而昨日宋家未來繼承人在帝豪暈倒到現在還昏迷不醒,情況危急的頭條占據了今日的新聞。
‘不怕死’的新聞媒體開始夸大其詞,發出的文章也很具有誘導性。
不僅是這些‘不怕死’的新聞媒體,還有一些營銷號也發了很多篇引導性的文稿。
不明所以的吃瓜群眾被‘不怕死’的新聞媒體和營銷號帶偏了思維,以為是發生了爭執才會這樣的。
帝豪一時之間淪為新聞頭條,頗為影響公司形象。
不過帝豪的人也不是吃素的,很快又掌控了輿論方向。
本來這件事帝豪就沒有錯,掌控輿論簡直就是不費吹灰之力。
“那人被接回來了,看來是身邊的人用得不順手。”
黎彥琛早早就來到了帝豪頂樓,手里拿著文件,神色嚴肅的跟宴允行匯報自己得到的消息。
“駱之淳那邊也有動作了,到時候我們可以借這個機會給他一擊。”
冀天騏推了推鼻梁上的黑色大鏡框,精細的眉宇里一片冷凝,而彎起的唇角含著嘲諷,像是在笑某些人不自量力一樣。
“嗯,按計劃進行。”
帶著寒意的幽光被薄薄的鏡片擋住,卻擋不了男人眉宇里的桀驁與冷意。
“宋家那邊也很快就能收網了,現在要加快嗎?”
冀天騏冷聲詢問著,今日的新聞他也看到了,特別的不滿意。
一個梁上小丑,居然還出來亂蹦跶,著實是讓人看不順眼。
“不用,正常來。”
宴允行不是沒想過加快收網,但現在他確定陸予寧對宋稚的那種特殊感情是什么,還得去試探一下宋稚才能決定需不需要加快布局。

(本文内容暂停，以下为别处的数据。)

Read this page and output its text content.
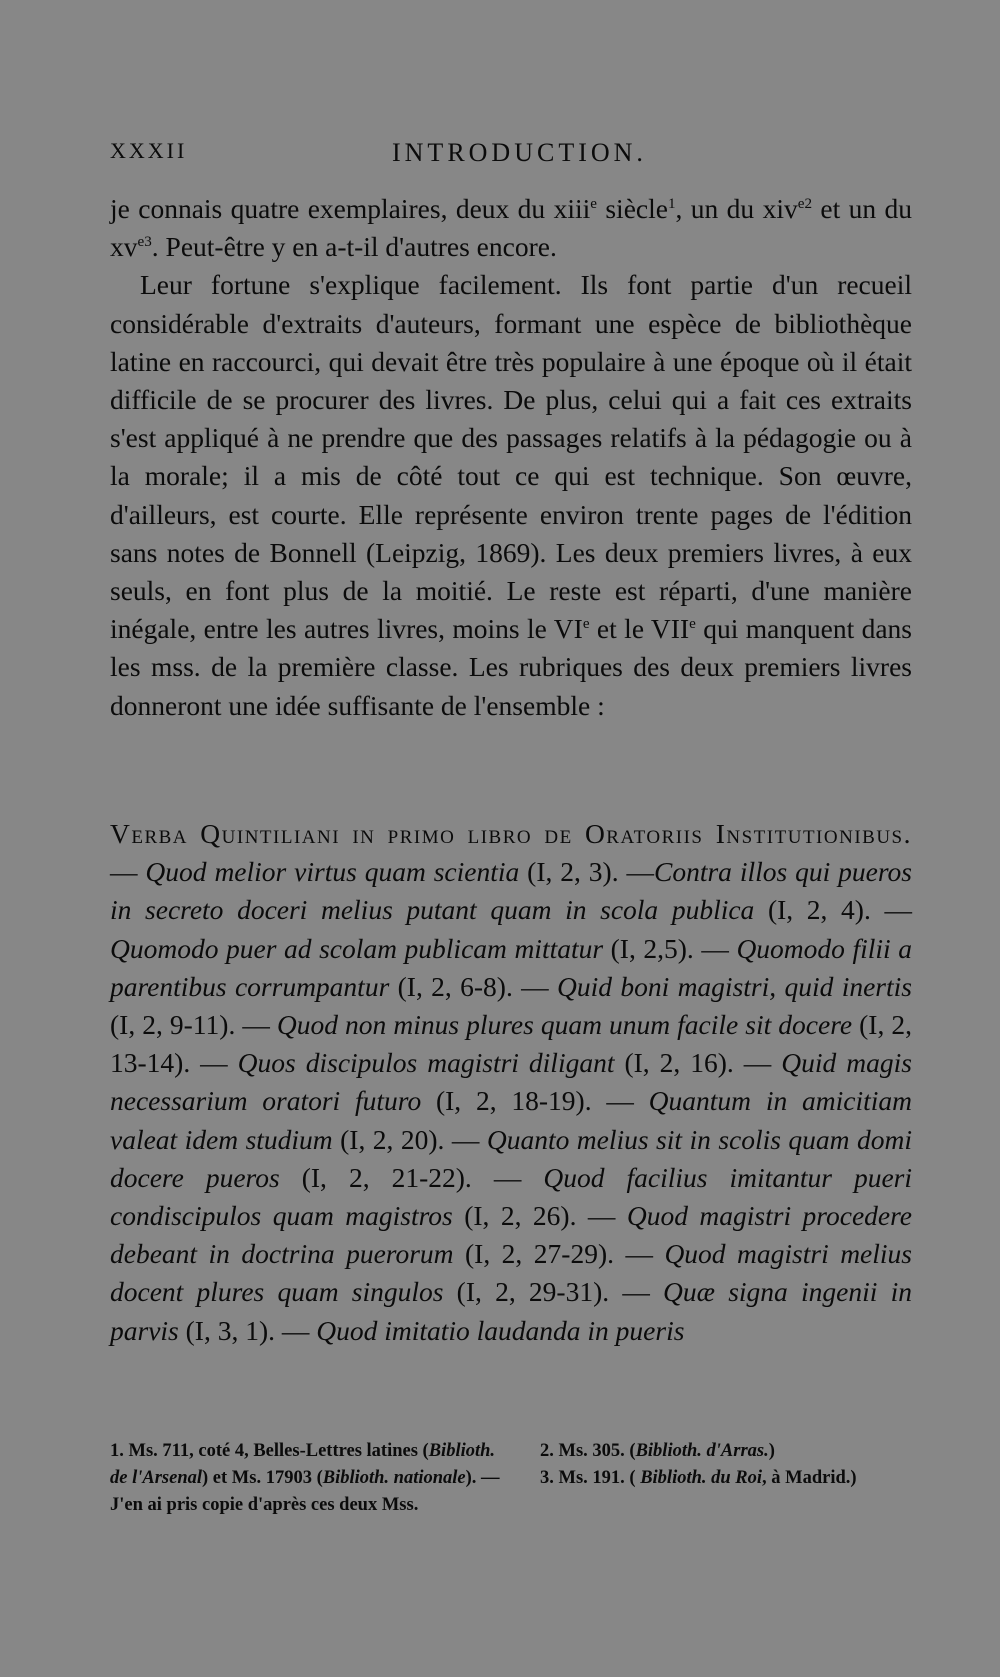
XXXII	INTRODUCTION.

je connais quatre exemplaires, deux du xiii$^e$ siècle$^1$, un du xiv$^{e2}$ et un du $xv^{e3}$. Peut-être y en a-t-il d'autres encore.

Leur fortune s'explique facilement. Ils font partie d'un recueil considérable d'extraits d'auteurs, formant une espèce de bibliothèque latine en raccourci, qui devait être très populaire à une époque où il était difficile de se procurer des livres. De plus, celui qui a fait ces extraits s'est appliqué à ne prendre que des passages relatifs à la pédagogie ou à la morale; il a mis de côté tout ce qui est technique. Son œuvre, d'ailleurs, est courte. Elle représente environ trente pages de l'édition sans notes de Bonnell (Leipzig, 1869). Les deux premiers livres, à eux seuls, en font plus de la moitié. Le reste est réparti, d'une manière inégale, entre les autres livres, moins le VIe et le VIIe qui manquent dans les mss. de la première classe. Les rubriques des deux premiers livres donneront une idée suffisante de l'ensemble :

Verba Quintiliani in primo libro de Oratoriis Institutionibus. — Quod melior virtus quam scientia (I, 2, 3). —Contra illos qui pueros in secreto doceri melius putant quam in scola publica (I, 2, 4). — Quomodo puer ad scolam publicam mittatur (I, 2,5). — Quomodo filii a parentibus corrumpantur (I, 2, 6-8). — Quid boni magistri, quid inertis (I, 2, 9-11). — Quod non minus plures quam unum facile sit docere (I, 2, 13-14). — Quos discipulos magistri diligant (I, 2, 16). — Quid magis necessarium oratori futuro (I, 2, 18-19). — Quantum in amicitiam valeat idem studium (I, 2, 20). — Quanto melius sit in scolis quam domi docere pueros (I, 2, 21-22). — Quod facilius imitantur pueri condiscipulos quam magistros (I, 2, 26). — Quod magistri procedere debeant in doctrina puerorum (I, 2, 27-29). — Quod magistri melius docent plures quam singulos (I, 2, 29-31). — Quæ signa ingenii in parvis (I, 3, 1). — Quod imitatio laudanda in pueris

1. Ms. 711, coté 4, Belles-Lettres latines (Biblioth. de l'Arsenal) et Ms. 17903 (Biblioth. nationale). — J'en ai pris copie d'après ces deux Mss.

2. Ms. 305. (Biblioth. d'Arras.)

3. Ms. 191. ( Biblioth. du Roi, à Madrid.)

冀天騏直接應了聲‘好’,并沒有問宴允行為什么要拒絕這個提議。
他不問,自然會有人問。而那個人就是黎彥琛這個話嘮。
黎彥琛一聊完正事,立即變成話嘮小能手。
“為啥啊?加快收網多好玩?看著敵人垂死掙扎的模樣,這酸爽啊!”
他們已經布局一段時間了,也讓宋氏蹦跶得夠久了,為什么還要正常來?
加快不香嗎?這對于他們來說又沒有難事,趁著宋氏繼承人一倒,再給宋氏一個重擊,多好啊?
“大人的事小孩子不要問那么多,煩人!”
冀天騏富有磁性的嗓音里帶著嘲諷,似在內涵黎彥琛什么都不懂,蠢的要死。
“嗯?我比你大耶!”
黎彥琛大聲地嚷嚷著,對于冀天騏的話表示出十分地不滿。
冀天騏輕覷了他一眼,而后把目光移到宴允行的身上,低聲道:“宴哥,我先回去了。”
宴允行點頭,冀天騏就轉身走了。
而黎彥琛見冀天騏那么冷漠就拋下自己走了,特別生氣。
什么人嘛!嘲諷完自己就走?沒大沒小!
宴允行見黎彥琛還站在原地一臉氣憤,幽聲道:“還有事嗎?”
聽到宴允行的話,黎彥琛停止內心想法,搖了搖頭:“沒事了啊,該說的咱都說完了,怎么了嗎?”
說完之后,黎彥琛才發覺自己犯蠢了。
宴哥這話的意思,不就是想讓他也離開辦公室嗎?
黎彥琛心里腹誹著,本想著離開的,卻又想到他惦記了許久的人,笑嘻嘻問:“宴哥,你上次說要介紹嫂子給我們認識的,都過去那么久了,打算啥時候介紹啊?”
宴允行指尖微動,柔聲道:“快了。”
黎彥琛聞言,皺了皺眉頭,離開了辦公室。